Used to get sample documents from the EDGAR database to run through the Flow. If you have your own corpus of documents to process, you can substitute them into this section via the Project Setup instead of the SEC data. The output of this zone, example_documents is passed along to the next Flow zone for analysis.

document pre-processing

The processed folder of documents is classified based on whether it’s digital, a native image, or unable to be processed. Text is extracted from digital documents using PyMuPDF while the Tesseract Plugin is used to perform optical character recognition (OCR) on native images. You can change this part of the Flow to instead use your preferred OCR tool.

window extraction and sentiment analysis

A unified data repository documents_processed_join is passed from the last Flow zone to the window extraction and sentiment analysis Flow zone. Here you can search through the document to extract windows based on a key word list or a category list before applying FinBERT to analyze sentiment of the window. This project has been designed with keywords pertaining to environmental, social, and governance.

topic modeling

Unveils abstract topics that occur in the document corpus. This particular Flow has ben built to run LDA topic modeling. Users of this Solution should view this final Flow zone as an example of an NLP downstream analysis that you can be perform on a document database.

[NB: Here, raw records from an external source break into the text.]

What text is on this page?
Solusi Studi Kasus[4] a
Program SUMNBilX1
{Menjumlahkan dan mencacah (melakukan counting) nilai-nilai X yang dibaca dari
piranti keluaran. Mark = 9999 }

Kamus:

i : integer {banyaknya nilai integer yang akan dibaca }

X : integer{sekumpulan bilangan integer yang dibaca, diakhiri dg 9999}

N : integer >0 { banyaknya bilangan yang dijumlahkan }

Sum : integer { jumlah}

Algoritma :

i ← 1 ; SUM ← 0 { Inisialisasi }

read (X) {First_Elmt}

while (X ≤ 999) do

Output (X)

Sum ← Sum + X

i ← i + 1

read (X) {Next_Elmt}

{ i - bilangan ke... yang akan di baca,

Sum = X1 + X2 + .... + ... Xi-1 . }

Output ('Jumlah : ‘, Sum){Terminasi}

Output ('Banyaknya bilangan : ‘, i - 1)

Interactive search and insight generation for business users#

Business users can interactively consume the NLP module results with the pre-built Interactive Document Intelligence Dashboards consisting of 3 main features.

Users interested in analyzing high level trends and aggregated insights will benefit from the Interactive Dashboard: FinBERT Sentiment Analysis tab of the Dashboard. Here, you can search for a company name and select multiple categories from the initial category list. This can show the resulting sentiment analysis of each document in the corpus using the provided webapp.

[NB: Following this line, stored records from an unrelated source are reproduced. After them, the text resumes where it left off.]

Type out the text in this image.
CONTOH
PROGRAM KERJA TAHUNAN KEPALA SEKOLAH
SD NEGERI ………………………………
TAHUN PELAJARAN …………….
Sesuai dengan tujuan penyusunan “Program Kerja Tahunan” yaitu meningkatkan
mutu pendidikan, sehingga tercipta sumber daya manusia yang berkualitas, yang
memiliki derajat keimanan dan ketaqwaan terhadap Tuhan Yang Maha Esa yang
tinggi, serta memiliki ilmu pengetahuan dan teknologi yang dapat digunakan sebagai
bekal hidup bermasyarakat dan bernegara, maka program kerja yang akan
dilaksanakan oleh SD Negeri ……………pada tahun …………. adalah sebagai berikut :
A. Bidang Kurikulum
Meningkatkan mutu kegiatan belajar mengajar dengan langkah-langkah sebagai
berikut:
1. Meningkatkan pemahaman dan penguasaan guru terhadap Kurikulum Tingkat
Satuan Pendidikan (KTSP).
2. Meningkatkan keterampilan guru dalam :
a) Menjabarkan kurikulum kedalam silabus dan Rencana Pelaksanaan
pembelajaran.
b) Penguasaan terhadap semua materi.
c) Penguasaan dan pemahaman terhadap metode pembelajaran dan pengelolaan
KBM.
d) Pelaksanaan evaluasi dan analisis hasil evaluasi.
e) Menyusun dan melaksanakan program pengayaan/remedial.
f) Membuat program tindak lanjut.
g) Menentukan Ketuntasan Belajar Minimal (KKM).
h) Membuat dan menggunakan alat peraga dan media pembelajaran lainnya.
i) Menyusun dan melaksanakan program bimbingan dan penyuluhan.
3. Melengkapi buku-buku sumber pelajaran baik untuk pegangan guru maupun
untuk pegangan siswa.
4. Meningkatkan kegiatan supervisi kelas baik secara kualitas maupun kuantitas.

You can also drilldown even further from here into subcategories to view the extracted windows (on which sentiment analysis was applied) and their associated sentiment score. The Solution also provides users with a document viewer in this tab so that you can refer back to the originating document when viewing sentiment scores.

Dataiku screenshot of a sample side-by-side comparison of a digitized document and its Social sentiment score

The Time Series Frequency Analysis tab delivers several charts with which you can track the frequency of key words and sentiment over time. The charts includes all companies so you can compare them to one another by altering the filters.

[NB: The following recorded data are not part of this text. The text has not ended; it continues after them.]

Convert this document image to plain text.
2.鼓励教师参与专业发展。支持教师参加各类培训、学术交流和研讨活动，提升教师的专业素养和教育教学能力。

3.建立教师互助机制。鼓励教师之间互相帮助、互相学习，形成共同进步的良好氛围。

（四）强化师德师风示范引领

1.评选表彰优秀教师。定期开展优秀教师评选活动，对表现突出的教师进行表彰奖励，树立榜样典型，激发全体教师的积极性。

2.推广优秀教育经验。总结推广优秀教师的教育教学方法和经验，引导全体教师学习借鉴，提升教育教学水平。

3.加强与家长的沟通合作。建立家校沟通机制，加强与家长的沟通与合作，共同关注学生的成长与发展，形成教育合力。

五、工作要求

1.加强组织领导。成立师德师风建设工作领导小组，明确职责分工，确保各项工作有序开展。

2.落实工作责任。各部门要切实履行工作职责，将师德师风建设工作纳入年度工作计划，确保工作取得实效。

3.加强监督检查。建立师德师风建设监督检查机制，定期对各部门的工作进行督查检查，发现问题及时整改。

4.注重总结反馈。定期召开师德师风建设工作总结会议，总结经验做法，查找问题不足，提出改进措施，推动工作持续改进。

Track key words and sentiment over time throughout the entire history of your document corpus.

Lastly, the Topic Modeling tab makes several important visualizations available. The topic modeling Flow zone generates a word cloud for each topic found by the LDA model. This cloud visualizes the most common words per topic. Below the word clouds, you can interactively visualize the top 30 words found per topic and conduct exploratory analysis in an easy-to-understand visual manner.

Visualize the most common words per topic to identify additional relevant keywords in your document corpus.

Reproducing these processes with minimal effort for your data#

The intent of this project is to enable financial experts to understand how they can use Dataiku to leverage ESG insights in decision making. By creating a singular solution that can benefit and influence the decisions of a variety of teams in a single organization, you can design smarter and more holistic strategies to track ESG trends over time, inform ESG-integrated judgment, and scan through large corpuses of documents for ESG insights.

This documentation has reviewed provided several suggestions on how to derive value from this Solution. Ultimately however, the “best” approach will depend on your specific needs and data. If you’re interested in adapting this project to the specific goals and needs of your organization, Dataiku offers roll-out and customization services on demand.